That's all Wikipedia wants to do--set the facts straight and document things in an objective way. Wikipedia is an encyclopedia (and one that I happen to strongly believe in). Wikipedia doesn't want vague, local-history pamphlets about mythical, romantic "moon-eyed people" who "pre-date the Cherokee." They want a citation for an 18th-century source, which mentions said "moon-eyed-people" and states an opinion, based on a rumor of the day, that said "moon-eyed-people" pre-date the Cherokee. It's all any encyclopedia wants. For those who want romantic associations and speculations about myths, there are so many other venues out there. (Get a blog.)
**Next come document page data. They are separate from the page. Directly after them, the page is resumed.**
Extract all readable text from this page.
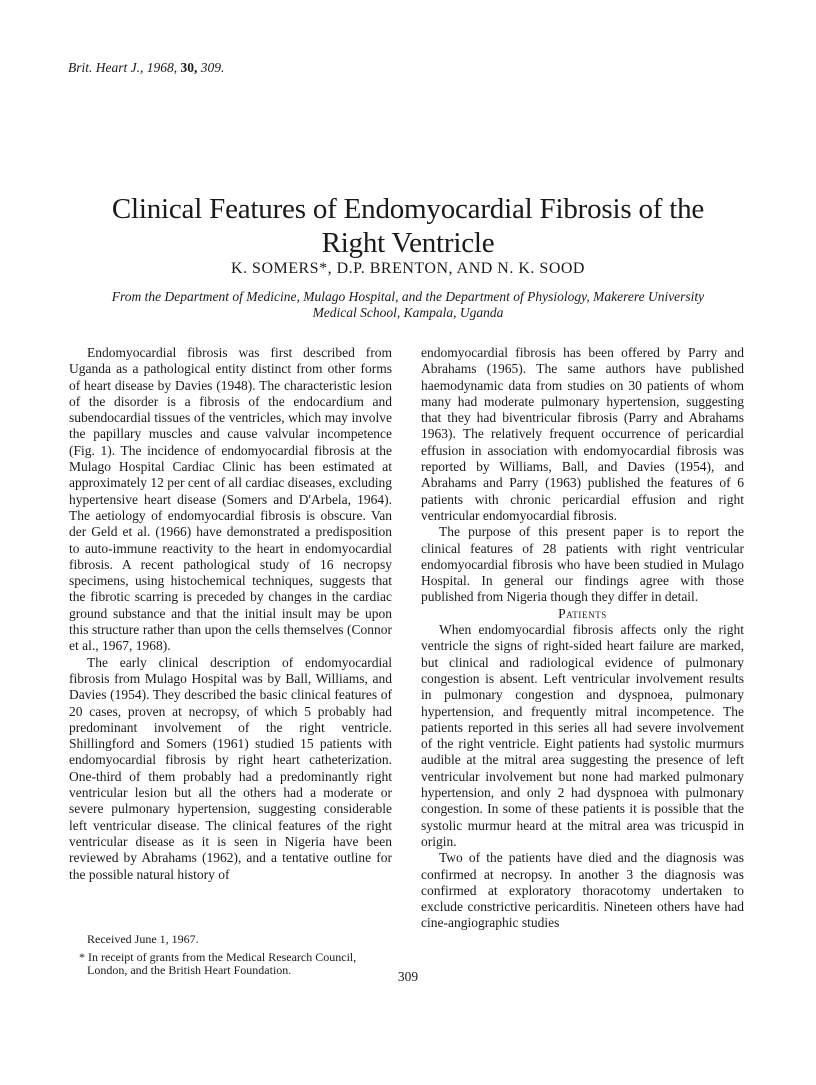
Brit. Heart J., 1968, 30, 309.
Clinical Features of Endomyocardial Fibrosis of the
Right Ventricle
K. SOMERS*, D.P. BRENTON, AND N. K. SOOD
From the Department of Medicine, Mulago Hospital, and the Department of Physiology, Makerere University Medical School, Kampala, Uganda

Endomyocardial fibrosis was first described from Uganda as a pathological entity distinct from other forms of heart disease by Davies (1948). The characteristic lesion of the disorder is a fibrosis of the endocardium and subendocardial tissues of the ventricles, which may involve the papillary muscles and cause valvular incompetence (Fig. 1). The incidence of endomyocardial fibrosis at the Mulago Hospital Cardiac Clinic has been estimated at approximately 12 per cent of all cardiac diseases, excluding hypertensive heart disease (Somers and D'Arbela, 1964). The aetiology of endomyocardial fibrosis is obscure. Van der Geld et al. (1966) have demonstrated a predisposition to auto-immune reactivity to the heart in endomyocardial fibrosis. A recent pathological study of 16 necropsy specimens, using histochemical techniques, suggests that the fibrotic scarring is preceded by changes in the cardiac ground substance and that the initial insult may be upon this structure rather than upon the cells themselves (Connor et al., 1967, 1968).

The early clinical description of endomyocardial fibrosis from Mulago Hospital was by Ball, Williams, and Davies (1954). They described the basic clinical features of 20 cases, proven at necropsy, of which 5 probably had predominant involvement of the right ventricle. Shillingford and Somers (1961) studied 15 patients with endomyocardial fibrosis by right heart catheterization. One-third of them probably had a predominantly right ventricular lesion but all the others had a moderate or severe pulmonary hypertension, suggesting considerable left ventricular disease. The clinical features of the right ventricular disease as it is seen in Nigeria have been reviewed by Abrahams (1962), and a tentative outline for the possible natural history of

endomyocardial fibrosis has been offered by Parry and Abrahams (1965). The same authors have published haemodynamic data from studies on 30 patients of whom many had moderate pulmonary hypertension, suggesting that they had biventricular fibrosis (Parry and Abrahams 1963). The relatively frequent occurrence of pericardial effusion in association with endomyocardial fibrosis was reported by Williams, Ball, and Davies (1954), and Abrahams and Parry (1963) published the features of 6 patients with chronic pericardial effusion and right ventricular endomyocardial fibrosis.

The purpose of this present paper is to report the clinical features of 28 patients with right ventricular endomyocardial fibrosis who have been studied in Mulago Hospital. In general our findings agree with those published from Nigeria though they differ in detail.

Patients

When endomyocardial fibrosis affects only the right ventricle the signs of right-sided heart failure are marked, but clinical and radiological evidence of pulmonary congestion is absent. Left ventricular involvement results in pulmonary congestion and dyspnoea, pulmonary hypertension, and frequently mitral incompetence. The patients reported in this series all had severe involvement of the right ventricle. Eight patients had systolic murmurs audible at the mitral area suggesting the presence of left ventricular involvement but none had marked pulmonary hypertension, and only 2 had dyspnoea with pulmonary congestion. In some of these patients it is possible that the systolic murmur heard at the mitral area was tricuspid in origin.

Two of the patients have died and the diagnosis was confirmed at necropsy. In another 3 the diagnosis was confirmed at exploratory thoracotomy undertaken to exclude constrictive pericarditis. Nineteen others have had cine-angiographic studies

Received June 1, 1967.

* In receipt of grants from the Medical Research Council, London, and the British Heart Foundation.	309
With the Barton and Marbury facts as a citations, the myth is documented and recorded. And, if it doesn't later get gleaned out through the collaborative vetting process, as unnecessary chaff or trivia or stuff unrelated to the subject, then it will be there for the next student or scholar or historian or myth-chaser who wants to then springboard off of it to track down some Mayan ruin or ancient civilization of cave dwellers, or whatever their discipline calls for. We only need a separate article on Marbury or moon-guys or Barton (who has already rated his own page, being a well-documented guy) if too many facts and important points start to accumulate to have any legitimate relation to the original subject, then the guy will get his own article.

1 comment:

  1. Col. Leonard Marbury, Jr. is an ancestor with a very interesting history. He was a surveyor for Georgia in 1772, so he knew the land. He was a Colonel in the War and plundered Indian Villages, and was possibly scouting for future land. He and his brother Horatio were two of the worst land fraudsters after the War, creating fraudulent Bounty Warrants. They ended up with 42,000 acres between them. Even better, his brother was elected Secretary of State and co-wrote the laws of Georgia. Marbury completed an Indian census for the State of Georgiia in 1792.